Evidence of the positive impact of electronic care coordination systems, such as the KIS, on ACP is emerging (Huber et al, 2017; Lemon et al, 2018; Leniz et al, 2020). These systems are being prioritised for roll-out in the UK (Department of Health and Social Care (DHSC), 2016), as well as being implemented internationally (Allsop et al, 2017). There is an urgent need for evidence to guide the implementation of these systems (Leniz et al, 2020). Although this study was small scale, the findings suggested that:

  • Electronic care coordination systems facilitate sharing and documentation of patient preferences between primary care and specialist services
  • Systems that are directly accessible to the CSPCT are likely to be more frequently accessed than those on another platform or computer system
  • Systems that can be updated directly by specialist palliative care staff are preferred by CNSs and may result in more timely updates
  • Procedures that encourage the CSPCT to routinely review ACP information for their patients are warranted.

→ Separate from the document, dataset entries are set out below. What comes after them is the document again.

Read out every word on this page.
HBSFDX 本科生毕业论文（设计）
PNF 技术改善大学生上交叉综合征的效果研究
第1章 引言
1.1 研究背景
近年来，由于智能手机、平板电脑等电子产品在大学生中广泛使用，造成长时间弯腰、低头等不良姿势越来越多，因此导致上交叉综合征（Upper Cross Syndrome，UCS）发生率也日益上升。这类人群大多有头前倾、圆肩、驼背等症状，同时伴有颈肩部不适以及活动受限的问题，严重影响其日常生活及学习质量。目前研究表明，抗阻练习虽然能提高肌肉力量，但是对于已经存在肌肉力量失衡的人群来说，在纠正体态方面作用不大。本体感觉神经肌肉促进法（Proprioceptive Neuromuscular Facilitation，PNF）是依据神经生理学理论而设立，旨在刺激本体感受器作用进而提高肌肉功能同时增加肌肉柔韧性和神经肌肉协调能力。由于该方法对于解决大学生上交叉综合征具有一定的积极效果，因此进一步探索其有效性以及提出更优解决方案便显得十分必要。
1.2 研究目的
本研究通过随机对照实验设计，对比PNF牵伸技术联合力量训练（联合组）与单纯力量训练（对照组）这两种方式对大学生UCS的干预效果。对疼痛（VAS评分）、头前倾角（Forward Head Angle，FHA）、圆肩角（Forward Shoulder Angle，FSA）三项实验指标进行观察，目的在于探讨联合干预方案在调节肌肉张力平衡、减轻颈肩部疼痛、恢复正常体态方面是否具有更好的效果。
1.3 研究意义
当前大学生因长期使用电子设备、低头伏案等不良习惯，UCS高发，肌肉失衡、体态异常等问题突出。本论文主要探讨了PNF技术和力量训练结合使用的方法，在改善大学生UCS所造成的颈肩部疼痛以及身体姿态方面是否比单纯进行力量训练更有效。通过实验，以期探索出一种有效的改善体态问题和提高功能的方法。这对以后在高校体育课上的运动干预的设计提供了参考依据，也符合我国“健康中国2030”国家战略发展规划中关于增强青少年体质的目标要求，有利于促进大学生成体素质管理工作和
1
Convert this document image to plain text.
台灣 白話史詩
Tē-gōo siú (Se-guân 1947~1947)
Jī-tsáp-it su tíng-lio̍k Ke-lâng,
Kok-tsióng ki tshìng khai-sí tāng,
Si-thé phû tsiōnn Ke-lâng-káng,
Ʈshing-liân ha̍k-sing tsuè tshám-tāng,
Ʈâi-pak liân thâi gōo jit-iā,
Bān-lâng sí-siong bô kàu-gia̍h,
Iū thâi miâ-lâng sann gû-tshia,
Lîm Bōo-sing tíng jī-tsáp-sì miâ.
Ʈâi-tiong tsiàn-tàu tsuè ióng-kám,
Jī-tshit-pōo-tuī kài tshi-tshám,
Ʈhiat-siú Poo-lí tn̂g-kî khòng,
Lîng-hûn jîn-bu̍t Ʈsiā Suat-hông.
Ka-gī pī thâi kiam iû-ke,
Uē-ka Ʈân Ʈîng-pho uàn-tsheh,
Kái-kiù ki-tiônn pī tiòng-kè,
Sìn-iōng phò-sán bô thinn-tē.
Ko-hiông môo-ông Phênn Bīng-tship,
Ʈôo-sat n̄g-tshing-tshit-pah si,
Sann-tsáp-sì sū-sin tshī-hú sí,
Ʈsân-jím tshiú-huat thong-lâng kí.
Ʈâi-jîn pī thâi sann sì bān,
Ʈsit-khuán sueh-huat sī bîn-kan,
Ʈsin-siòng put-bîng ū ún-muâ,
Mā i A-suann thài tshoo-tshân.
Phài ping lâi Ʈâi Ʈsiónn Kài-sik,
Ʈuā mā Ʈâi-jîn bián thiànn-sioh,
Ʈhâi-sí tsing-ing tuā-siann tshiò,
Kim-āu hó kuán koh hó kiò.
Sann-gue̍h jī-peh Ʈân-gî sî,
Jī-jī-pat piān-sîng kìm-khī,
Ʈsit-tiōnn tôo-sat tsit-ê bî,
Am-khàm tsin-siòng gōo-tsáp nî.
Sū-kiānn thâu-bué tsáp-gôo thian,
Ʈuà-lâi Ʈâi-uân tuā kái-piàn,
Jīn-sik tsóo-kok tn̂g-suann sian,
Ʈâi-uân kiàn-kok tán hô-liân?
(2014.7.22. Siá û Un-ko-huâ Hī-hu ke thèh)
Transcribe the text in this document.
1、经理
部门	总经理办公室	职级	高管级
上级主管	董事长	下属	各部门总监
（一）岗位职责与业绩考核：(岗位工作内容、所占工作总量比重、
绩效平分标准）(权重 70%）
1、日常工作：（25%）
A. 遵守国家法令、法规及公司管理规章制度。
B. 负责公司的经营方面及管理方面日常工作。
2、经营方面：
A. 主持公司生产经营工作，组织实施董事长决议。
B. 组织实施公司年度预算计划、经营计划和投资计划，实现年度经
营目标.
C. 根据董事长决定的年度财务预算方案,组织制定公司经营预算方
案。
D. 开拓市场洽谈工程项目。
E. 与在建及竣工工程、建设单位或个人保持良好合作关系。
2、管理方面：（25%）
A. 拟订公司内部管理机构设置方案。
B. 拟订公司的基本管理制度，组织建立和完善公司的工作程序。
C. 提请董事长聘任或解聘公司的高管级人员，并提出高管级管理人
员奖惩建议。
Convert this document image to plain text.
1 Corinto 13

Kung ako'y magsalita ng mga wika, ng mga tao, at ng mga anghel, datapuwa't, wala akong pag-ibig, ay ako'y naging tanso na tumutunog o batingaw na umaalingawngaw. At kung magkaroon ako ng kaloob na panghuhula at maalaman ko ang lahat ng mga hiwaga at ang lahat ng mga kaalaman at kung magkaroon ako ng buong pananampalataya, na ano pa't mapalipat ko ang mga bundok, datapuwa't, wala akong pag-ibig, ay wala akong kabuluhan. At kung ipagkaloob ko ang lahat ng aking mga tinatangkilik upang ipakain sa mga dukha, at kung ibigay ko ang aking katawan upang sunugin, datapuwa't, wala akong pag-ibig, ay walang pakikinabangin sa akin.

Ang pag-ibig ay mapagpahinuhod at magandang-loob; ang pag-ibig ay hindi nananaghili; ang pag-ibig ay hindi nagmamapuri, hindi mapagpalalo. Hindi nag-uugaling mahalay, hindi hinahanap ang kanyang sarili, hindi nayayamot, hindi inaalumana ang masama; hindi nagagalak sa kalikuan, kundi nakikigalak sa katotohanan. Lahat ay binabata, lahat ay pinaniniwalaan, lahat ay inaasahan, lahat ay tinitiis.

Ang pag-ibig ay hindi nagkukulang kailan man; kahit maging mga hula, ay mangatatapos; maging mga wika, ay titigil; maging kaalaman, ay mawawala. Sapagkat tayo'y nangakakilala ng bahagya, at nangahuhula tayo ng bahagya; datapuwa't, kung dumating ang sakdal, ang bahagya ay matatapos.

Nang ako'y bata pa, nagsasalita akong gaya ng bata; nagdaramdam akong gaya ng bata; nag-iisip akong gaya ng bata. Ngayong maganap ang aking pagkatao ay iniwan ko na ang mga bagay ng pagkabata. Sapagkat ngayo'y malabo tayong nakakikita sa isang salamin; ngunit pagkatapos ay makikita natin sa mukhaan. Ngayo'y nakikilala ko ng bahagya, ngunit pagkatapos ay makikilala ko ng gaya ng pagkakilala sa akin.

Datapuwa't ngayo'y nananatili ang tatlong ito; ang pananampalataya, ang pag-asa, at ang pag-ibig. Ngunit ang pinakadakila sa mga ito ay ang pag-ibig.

Strengths and limitations of the study

This evaluation provides preliminary evidence regarding ACP documentation via an electronic care coordination system on CSPCT referral. The findings suggest that ACPs are updated further following CSPCT referral. While likely, it is possible that updates may have occurred anyway and, without a comparison group, all updates cannot be attributed to CSPCT intervention. Further, it would have been useful to have mapped out each updated KIS section at follow-up. This was not possible due to CNS time constraints, as CNS input was required to access the follow-up KIS. Since this was a service evaluation, the findings are specific to the setting in which data was collected and are not generalisable.

Conclusion

This service evaluation found that the majority of patients had a KIS at CSPCT referral, but that ACP information within KISs was limited. Four-weeks post-referral, all patients had a KIS, most of which contained updated ACP information following CSPCT feedback. Electronic care coordination systems, such as the KIS, facilitate the documentation and sharing of information between care settings. A system allowing CNSs to directly update KIS would be acceptable to CNSs and could potentially help ensure that KIS patient information is comprehensive, up-to-date and optimises clinical decision-making out-of-hours.

KEY POINTS

  • The Scottish Key Information Summary (KIS), a shared electronic care coordination system for patients with advanced illnesses, provides access to key patient information for unscheduled health providers to guide clinical decision-making out of hours
  • Electronic care coordination systems are being prioritised for roll out across the UK, and evidence to develop effective systems is required
  • Most patients had a KIS at hospice referral, but often the anticipatory care plan aspect of KIS was lacking
  • Editing access for CNSs and systems that are easily accessible could potentially help ensure that KIS patient information is comprehensive, up-to-date and optimises clinical decision-making out-of-hours

CPD REFLECTIVE QUESTIONS

  • Why is it important for healthcare professionals to have access to patient anticipatory care plans or advance care plans?
  • What information should a good anticipatory care plan or advance care plan contain?
  • How can you ensure that the wider healthcare team is updated on any changes to patients anticipatory or advance care plan?